Zhao Sihai Dave, Cai T Tony, Cappola Thomas P, Margulies Kenneth B, Li Hongzhe
Department of Statistics, University of Illinois at Urbana-Champaign.
Department of Statistics, The Wharton School, University of Pennsylvania.
J Am Stat Assoc. 2017;112(519):1032-1046. doi: 10.1080/01621459.2016.1270825. Epub 2017 Jan 5.

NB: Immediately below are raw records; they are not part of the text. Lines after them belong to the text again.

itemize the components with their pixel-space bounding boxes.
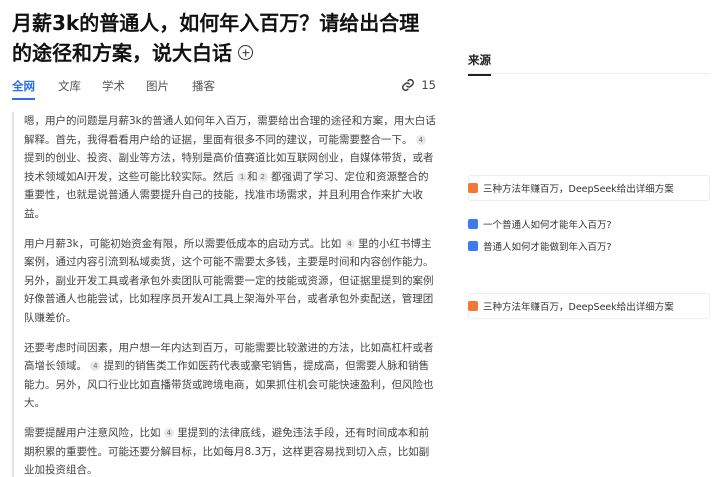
source-label: 普通人如何才能做到年入百万? [483,242,612,253]
citation-badge[interactable]: 4 [90,361,101,372]
source-label: 三种方法年赚百万，DeepSeek给出详细方案 [483,302,674,313]
tab-library[interactable]: 文库 [58,78,81,100]
answer-paragraph: 嗯，用户的问题是月薪3k的普通人如何年入百万，需要给出合理的途径和方案，用大白话… [24,112,436,224]
answer-paragraph: 需要提醒用户注意风险，比如 4 里提到的法律底线，避免违法手段，还有时间成本和前… [24,424,436,477]
answer-paragraph: 还要考虑时间因素，用户想一年内达到百万，可能需要比较激进的方法，比如高杠杆或者高… [24,339,436,413]
source-item[interactable]: 普通人如何才能做到年入百万? [468,238,710,254]
tab-academic[interactable]: 学术 [102,78,125,100]
citation-badge[interactable]: 1 [237,171,248,182]
sources-divider [468,73,710,74]
answer-text: 用户月薪3k，可能初始资金有限，所以需要低成本的启动方式。比如 [24,237,342,250]
source-item[interactable]: 一个普通人如何才能年入百万? [468,216,710,232]
link-count: 15 [421,78,436,92]
answer-text: 需要提醒用户注意风险，比如 [24,426,161,439]
source-label: 一个普通人如何才能年入百万? [483,220,612,231]
link-icon [402,79,415,91]
search-tabs: 全网 文库 学术 图片 播客 15 [12,78,436,102]
source-label: 三种方法年赚百万，DeepSeek给出详细方案 [483,184,674,195]
answer-text: 里的小红书博主案例，通过内容引流到私域卖货，这个可能不需要太多钱，主要是时间和内… [24,237,434,324]
answer-text: 嗯，用户的问题是月薪3k的普通人如何年入百万，需要给出合理的途径和方案，用大白话… [24,115,436,146]
blue-app-icon [468,219,478,229]
add-circle-icon[interactable] [238,45,253,60]
page-title: 月薪3k的普通人，如何年入百万？请给出合理的途径和方案，说大白话 [12,8,432,68]
orange-doc-icon [468,301,478,311]
source-item[interactable]: 三种方法年赚百万，DeepSeek给出详细方案 [468,298,710,314]
citation-badge[interactable]: 4 [344,238,355,249]
citation-badge[interactable]: 2 [257,171,268,182]
blue-app-icon [468,241,478,251]
question-title: 月薪3k的普通人，如何年入百万？请给出合理的途径和方案，说大白话 [12,11,420,65]
tab-images[interactable]: 图片 [146,78,169,100]
answer-thinking-block: 嗯，用户的问题是月薪3k的普通人如何年入百万，需要给出合理的途径和方案，用大白话… [12,112,436,477]
tab-podcast[interactable]: 播客 [192,78,215,100]
answer-text: 和 [247,170,258,183]
orange-doc-icon [468,183,478,193]
answer-paragraph: 用户月薪3k，可能初始资金有限，所以需要低成本的启动方式。比如 4 里的小红书博… [24,235,436,328]
citation-badge[interactable]: 4 [163,427,174,438]
source-item[interactable]: 三种方法年赚百万，DeepSeek给出详细方案 [468,180,710,196]
tab-all[interactable]: 全网 [12,78,35,100]
citation-badge[interactable]: 4 [415,134,426,145]
sources-link-button[interactable]: 15 [401,78,436,92]
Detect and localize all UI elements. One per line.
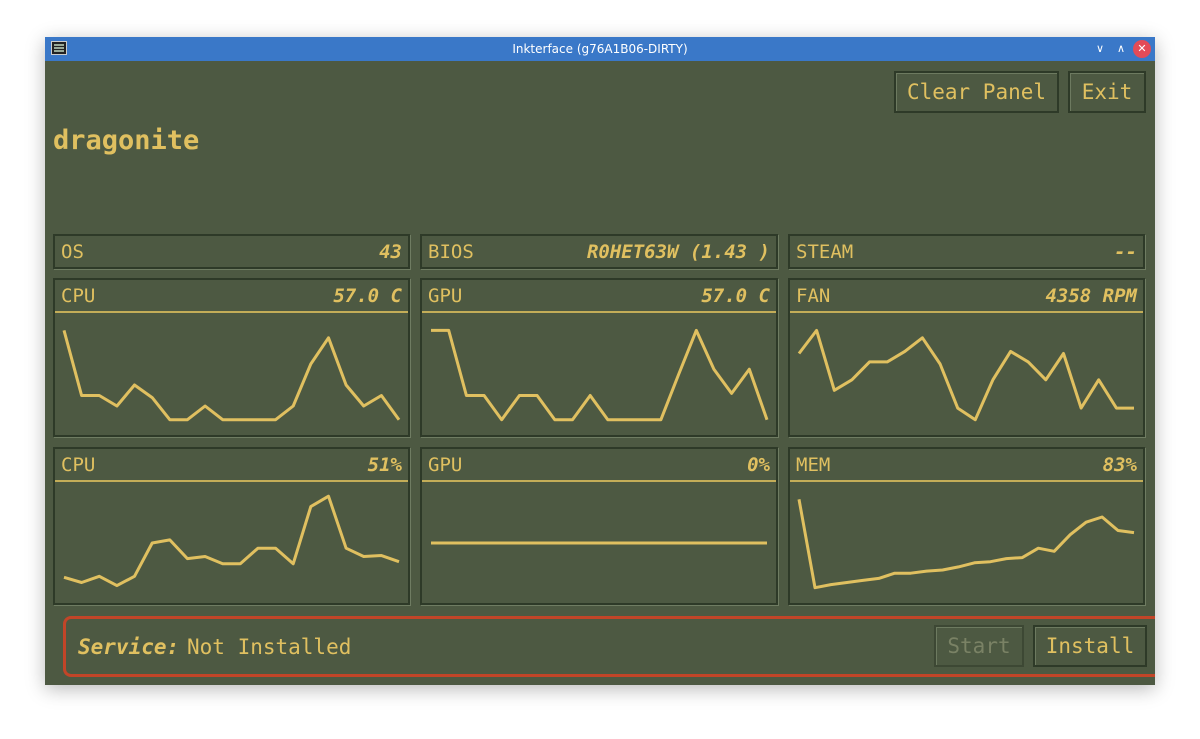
mem-panel: MEM 83% xyxy=(788,447,1145,605)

Genome-wide association studies (GWAS) and differential expression analyses have had limited success in finding genes that cause complex diseases such as heart failure (HF), a leading cause of death in the United States. This paper proposes a new statistical approach that integrates GWAS and expression quantitative trait loci (eQTL) data to identify important HF genes. For such genes, genetic variations that perturb its expression are also likely to influence disease risk. The proposed method thus tests for the presence of simultaneous signals: SNPs that are associated with the gene's expression as well as with disease. An analytic expression for the -value is obtained, and the method is shown to be asymptotically adaptively optimal under certain conditions. It also allows the GWAS and eQTL data to be collected from different groups of subjects, enabling investigators to integrate public resources with their own data. Simulation experiments show that it can be more powerful than standard approaches and also robust to linkage disequilibrium between variants. The method is applied to an extensive analysis of HF genomics and identifies several genes with biological evidence for being functionally relevant in the etiology of HF. It is implemented in the R package ssa.
全基因组关联研究(GWAS)和差异表达分析在寻找导致诸如心力衰竭(HF)等复杂疾病的基因方面成效有限,心力衰竭是美国主要的死亡原因之一。本文提出了一种新的统计方法,该方法整合了GWAS和表达定量性状位点(eQTL)数据以识别重要的HF基因。对于此类基因,干扰其表达的遗传变异也可能影响疾病风险。因此,所提出的方法用于检验同时信号的存在:与基因表达以及疾病相关的单核苷酸多态性(SNP)。获得了p值的解析表达式,并且该方法在某些条件下被证明是渐近自适应最优的。它还允许从不同的受试者群体中收集GWAS和eQTL数据,使研究人员能够将公共资源与他们自己的数据整合起来。模拟实验表明,该方法比标准方法更具效力,并且对变异之间的连锁不平衡也具有鲁棒性。该方法应用于HF基因组学的广泛分析,并识别出几个在HF病因学中具有功能相关性生物学证据的基因。它在R包ssa中实现。